One person is diagnosed with MND every three days and one person passes away every three days.

Currently, there are 374 people living with MND in Ireland.

Roy Taylor, originally from Dublin but living in Dundalk was diagnosed in April last year.

"Complete shock, totally unexpected. I had lost a lot of weight, I was very tired. I had all the usual tests done, scopes up, scopes down, x-rays, you name it. As a last resort, we went down the neurology route and low and behold, I was diagnosed with MND," he said.

"It took me three or four weeks to absorb the shock. I kept waking every night, at all hours, thinking, is this really happening? Is it a nightmare?" he said.

"We were all shocked. My Dad sometimes would describe it like the period after a bomb goes off in a film, everything is in slow motion.

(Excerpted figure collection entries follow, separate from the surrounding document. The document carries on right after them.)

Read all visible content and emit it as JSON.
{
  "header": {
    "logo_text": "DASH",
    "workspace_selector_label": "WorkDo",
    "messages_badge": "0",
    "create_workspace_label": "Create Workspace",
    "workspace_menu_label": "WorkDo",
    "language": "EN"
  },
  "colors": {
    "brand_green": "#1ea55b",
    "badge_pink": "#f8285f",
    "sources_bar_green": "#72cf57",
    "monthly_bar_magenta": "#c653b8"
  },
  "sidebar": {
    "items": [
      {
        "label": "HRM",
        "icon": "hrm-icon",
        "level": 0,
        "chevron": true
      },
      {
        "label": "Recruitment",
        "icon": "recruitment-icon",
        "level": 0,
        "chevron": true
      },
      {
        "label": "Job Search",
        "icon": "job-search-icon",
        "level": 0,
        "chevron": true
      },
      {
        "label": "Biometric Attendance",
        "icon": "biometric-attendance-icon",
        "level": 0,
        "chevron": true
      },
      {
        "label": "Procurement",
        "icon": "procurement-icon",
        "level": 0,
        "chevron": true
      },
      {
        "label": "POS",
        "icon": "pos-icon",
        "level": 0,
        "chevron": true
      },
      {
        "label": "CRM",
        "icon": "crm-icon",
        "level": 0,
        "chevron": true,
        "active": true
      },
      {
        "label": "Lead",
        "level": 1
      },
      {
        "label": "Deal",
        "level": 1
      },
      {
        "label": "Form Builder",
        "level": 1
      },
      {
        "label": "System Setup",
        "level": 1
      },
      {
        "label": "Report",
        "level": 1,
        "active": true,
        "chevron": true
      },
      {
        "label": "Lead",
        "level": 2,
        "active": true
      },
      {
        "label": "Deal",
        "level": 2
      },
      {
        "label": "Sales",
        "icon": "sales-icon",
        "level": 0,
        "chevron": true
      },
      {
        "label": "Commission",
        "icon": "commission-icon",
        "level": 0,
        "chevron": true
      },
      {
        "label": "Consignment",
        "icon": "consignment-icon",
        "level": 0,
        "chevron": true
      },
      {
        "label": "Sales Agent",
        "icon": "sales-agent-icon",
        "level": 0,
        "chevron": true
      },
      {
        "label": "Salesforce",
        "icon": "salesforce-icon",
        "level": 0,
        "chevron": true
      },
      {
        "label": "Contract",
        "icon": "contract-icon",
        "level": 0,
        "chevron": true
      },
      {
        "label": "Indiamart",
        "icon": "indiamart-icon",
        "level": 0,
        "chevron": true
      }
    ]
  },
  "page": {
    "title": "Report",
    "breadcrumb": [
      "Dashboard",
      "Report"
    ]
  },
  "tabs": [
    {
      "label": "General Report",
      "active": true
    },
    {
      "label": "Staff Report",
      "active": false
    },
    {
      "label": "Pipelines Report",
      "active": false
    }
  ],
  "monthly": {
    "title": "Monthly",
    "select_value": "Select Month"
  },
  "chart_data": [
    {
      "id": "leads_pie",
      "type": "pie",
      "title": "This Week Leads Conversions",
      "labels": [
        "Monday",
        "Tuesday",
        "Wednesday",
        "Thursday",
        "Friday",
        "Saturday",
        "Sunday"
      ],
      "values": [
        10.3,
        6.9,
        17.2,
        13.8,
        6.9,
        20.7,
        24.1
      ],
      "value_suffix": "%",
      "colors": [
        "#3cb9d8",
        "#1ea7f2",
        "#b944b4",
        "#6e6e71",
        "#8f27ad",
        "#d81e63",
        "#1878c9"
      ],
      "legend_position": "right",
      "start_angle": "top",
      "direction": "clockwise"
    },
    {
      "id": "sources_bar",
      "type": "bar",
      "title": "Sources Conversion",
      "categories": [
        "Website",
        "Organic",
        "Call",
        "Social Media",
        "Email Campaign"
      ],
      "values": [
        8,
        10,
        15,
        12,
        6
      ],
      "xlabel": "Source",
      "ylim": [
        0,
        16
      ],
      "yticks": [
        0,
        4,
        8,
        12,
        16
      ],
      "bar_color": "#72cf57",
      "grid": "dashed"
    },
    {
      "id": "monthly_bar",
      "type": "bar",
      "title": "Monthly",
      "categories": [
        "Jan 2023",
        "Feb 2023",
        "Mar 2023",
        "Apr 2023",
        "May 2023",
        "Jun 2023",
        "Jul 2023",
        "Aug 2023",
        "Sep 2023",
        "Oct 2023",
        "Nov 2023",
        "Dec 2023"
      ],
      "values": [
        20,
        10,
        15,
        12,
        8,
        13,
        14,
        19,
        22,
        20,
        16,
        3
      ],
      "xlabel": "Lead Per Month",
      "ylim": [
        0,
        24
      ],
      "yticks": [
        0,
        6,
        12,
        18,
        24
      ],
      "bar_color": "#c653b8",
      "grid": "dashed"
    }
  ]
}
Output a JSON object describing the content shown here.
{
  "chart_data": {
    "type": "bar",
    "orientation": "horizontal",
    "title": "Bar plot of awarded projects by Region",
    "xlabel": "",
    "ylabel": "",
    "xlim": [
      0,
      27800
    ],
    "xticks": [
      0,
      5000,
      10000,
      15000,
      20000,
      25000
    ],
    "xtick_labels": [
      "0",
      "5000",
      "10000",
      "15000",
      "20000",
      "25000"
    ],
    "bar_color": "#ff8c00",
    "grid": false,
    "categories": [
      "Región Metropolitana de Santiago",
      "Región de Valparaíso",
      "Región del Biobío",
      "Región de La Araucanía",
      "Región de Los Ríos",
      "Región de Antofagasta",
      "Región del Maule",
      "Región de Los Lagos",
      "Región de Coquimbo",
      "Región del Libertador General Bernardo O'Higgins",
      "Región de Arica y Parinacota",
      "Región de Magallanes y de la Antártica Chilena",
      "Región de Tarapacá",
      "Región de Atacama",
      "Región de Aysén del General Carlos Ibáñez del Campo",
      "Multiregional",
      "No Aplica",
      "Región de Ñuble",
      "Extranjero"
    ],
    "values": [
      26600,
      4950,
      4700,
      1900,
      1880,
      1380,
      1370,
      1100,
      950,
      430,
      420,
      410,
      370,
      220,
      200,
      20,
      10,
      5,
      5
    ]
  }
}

It's hard to comprehend," said Terene Taylor, son of Roy.

Roy Taylor was a singer and bass player with the band Jump the Gun.

In 1988 they represented Ireland in the Eurovision song contest.

The entry finished 8th. French singer Celine Dion won the contest that year.

While the father of four can no longer play the bass, he can still sing.

"I'm still doing some gigs with my great friends in Jump the Gun to raise funds for the IMNDA. I can still sing, I can't play the bass anymore but I can still sing," he said.

Roy Taylor said research is key and he believes a cure will be found.

Mr Taylor says he cannot play the base anymore, but he can still sing

"This disease is not untreatable. It's underfunded. Funding for research is essential. That's what keeps me going too, because I know it's not a question of if, it's a question of when this disease will be beaten," he said.

Roy Taylor is working on bringing out a single later this summer called "Watch your back MND" to raise funds and awareness of the condition.

"Today Motor Neurone Disease is incurable but tomorrow is another day," he said.

The IMNDA provide support to the over 370 people living with Motor Neurone Disease in Ireland.

"83% of the services we fund come from the generosity of the people in Ireland. Our key supports are our nursing team and our equipment service," said Roisin Duffy, CEO of IMNDA.

"We also have home help grants to make sure people can stay in their homes and we also provide counselling as well as a care-giver programme," she added.